Can any other modern band equal the level of irrational emotion that greets the Strokes at every turn? Ten years ago, they were perhaps the country's most relentlessly hyped band; that condition quickly dissipated and now this week, with the announcement of both a new album in March and a headlining spot at Coachella, blogs are abuzz with questions about whether we "still care." Expressions of passionate love and, more interestingly, hatred have followed. The Strokes are "derivative corporate rockers," "one of the most boring musical groups ever assembled," "a big talentless joke." Search for "The Strokes" and "overrated" and Google spits out 224,000 results. And this is vintage, but a commenter on Mark Prindle's website offers the all-time champion of Strokes-related hate sentences: "[W]hat really has me peeling the skin off my face is the total air of smugness in every second of this wank."
In fairness, a lengthy search turns up just as many ridiculous platitudes leveled at them -- the second-best band of all time behind the Beatles, the band that single-handedly saved rock 'n' roll, etc. The Strokes are a good band with two good albums and one decent one, but their narrative has managed to strike some sort of miraculous nerve -- more than a dispute about musical taste, an argument about the Strokes is, well, war. Once upon a time, back in the days of commercially disappointing sophomore album Room on Fire, the mainstream music press was falling over itself to cater to the Strokes' audience as conduits for the 900th or so "second coming" of rock. Spin offered a special Strokes issue with five collectible covers, one for each band member; never one for such overbearing indignities, Rolling Stone simply slapped them on the cover and declared them "the new kings of rock." By the end of the year, no one was talking about Room on Fire -- least of all Rolling Stone and Spin.
The band can't really be blamed for the overexposure; by virtually disappearing from 2006 to late last year, they've done their best to counter it, but they can't mend the old Strokes gap. More than one review of Is This It noted the band's abundance of "enemies," an amusing concept that became less so with the advent of Internet opinion-marking ease. It became a constantly recurring debate: Were you with the Strokes, or against them? And why? They're just regurgitating 1977, they're no-talents skating by on looks, they're (I'll never forget this one) "the Backstreet Boys of indie" (indie having by 2001 stretched enough to involve fashionable kids with privileged backgrounds signed to RCA); what happened to originality? These discussions always grew heated, and always attached insurmountable ideology to something as simple as whether or not one liked a band -- one of many starting points for the last decade's preponderance of absurdly petty culture wars.
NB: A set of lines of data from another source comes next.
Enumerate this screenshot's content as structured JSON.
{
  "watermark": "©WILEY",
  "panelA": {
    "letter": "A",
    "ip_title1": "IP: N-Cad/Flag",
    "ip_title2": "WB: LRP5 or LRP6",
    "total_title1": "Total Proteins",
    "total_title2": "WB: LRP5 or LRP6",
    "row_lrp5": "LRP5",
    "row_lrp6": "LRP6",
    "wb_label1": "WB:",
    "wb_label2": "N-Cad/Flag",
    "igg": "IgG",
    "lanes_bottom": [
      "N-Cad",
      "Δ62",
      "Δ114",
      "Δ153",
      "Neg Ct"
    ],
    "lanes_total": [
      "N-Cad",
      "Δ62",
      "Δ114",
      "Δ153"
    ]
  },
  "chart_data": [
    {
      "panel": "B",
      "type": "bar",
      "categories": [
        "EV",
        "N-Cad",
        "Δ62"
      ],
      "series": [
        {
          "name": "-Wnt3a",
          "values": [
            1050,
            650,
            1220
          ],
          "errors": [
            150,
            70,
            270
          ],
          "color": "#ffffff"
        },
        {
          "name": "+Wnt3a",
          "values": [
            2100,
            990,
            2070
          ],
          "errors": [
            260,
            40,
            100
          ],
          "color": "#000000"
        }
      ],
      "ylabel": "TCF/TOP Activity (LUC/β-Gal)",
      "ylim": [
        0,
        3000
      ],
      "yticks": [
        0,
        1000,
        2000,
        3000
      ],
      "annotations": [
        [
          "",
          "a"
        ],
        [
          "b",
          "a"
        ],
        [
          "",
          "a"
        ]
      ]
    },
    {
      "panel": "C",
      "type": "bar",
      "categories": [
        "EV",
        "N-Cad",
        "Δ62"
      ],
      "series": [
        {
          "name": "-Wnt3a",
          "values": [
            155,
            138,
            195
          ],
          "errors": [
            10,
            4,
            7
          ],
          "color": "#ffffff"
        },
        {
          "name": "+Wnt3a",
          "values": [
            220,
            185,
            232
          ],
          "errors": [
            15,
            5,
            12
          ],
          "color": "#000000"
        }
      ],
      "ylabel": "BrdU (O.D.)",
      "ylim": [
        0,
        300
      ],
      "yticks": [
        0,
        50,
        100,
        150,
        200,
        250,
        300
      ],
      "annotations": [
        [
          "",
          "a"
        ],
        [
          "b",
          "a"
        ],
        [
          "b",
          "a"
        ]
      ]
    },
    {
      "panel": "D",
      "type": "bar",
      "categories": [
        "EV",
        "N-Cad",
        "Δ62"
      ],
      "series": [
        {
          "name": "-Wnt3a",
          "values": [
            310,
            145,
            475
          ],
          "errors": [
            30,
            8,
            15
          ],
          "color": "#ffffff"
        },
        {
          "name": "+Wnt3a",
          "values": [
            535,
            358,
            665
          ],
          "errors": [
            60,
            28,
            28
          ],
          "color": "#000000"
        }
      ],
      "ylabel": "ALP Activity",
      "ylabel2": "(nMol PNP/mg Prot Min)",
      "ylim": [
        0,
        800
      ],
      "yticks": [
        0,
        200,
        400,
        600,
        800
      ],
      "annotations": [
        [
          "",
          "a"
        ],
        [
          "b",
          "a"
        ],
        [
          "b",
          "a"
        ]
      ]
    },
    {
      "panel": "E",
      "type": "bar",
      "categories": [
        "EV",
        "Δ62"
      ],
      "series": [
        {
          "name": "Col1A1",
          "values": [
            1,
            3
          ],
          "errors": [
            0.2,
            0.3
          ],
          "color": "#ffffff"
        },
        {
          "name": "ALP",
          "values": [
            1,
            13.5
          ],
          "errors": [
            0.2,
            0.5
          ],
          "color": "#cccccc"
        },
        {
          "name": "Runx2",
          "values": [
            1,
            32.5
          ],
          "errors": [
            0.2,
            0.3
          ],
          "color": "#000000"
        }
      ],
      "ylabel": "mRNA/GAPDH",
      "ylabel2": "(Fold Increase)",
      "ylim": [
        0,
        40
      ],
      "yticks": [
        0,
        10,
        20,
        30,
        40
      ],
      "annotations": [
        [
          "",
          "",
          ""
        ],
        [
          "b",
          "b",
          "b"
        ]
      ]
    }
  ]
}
We all know that's silly now, right? Though they've not exacerbated the problem, the Strokes' career doesn't offer any object lessons in avoidance of backlash. How could it? Would more people see the Strokes as a fine rock 'n' roll band if buzz and a major label hadn't doggedly pushed them as saviors in 2001? Would Room on Fire be remembered as a fine record if not for the loud din of sophomore slump and diminishing returns declarations? Possibly, on both counts. But could any other circumstances produce something as undeniable and singularly of its time -- the end of NYC '90s hedonism -- as Is This It? Maybe the permanent fallout, the eternal decline, is the price one pays for a moment like that. But we've found room for aging decadence in our rock 'n' roll hearts in plenty of other contexts, so bring on that new record, punks.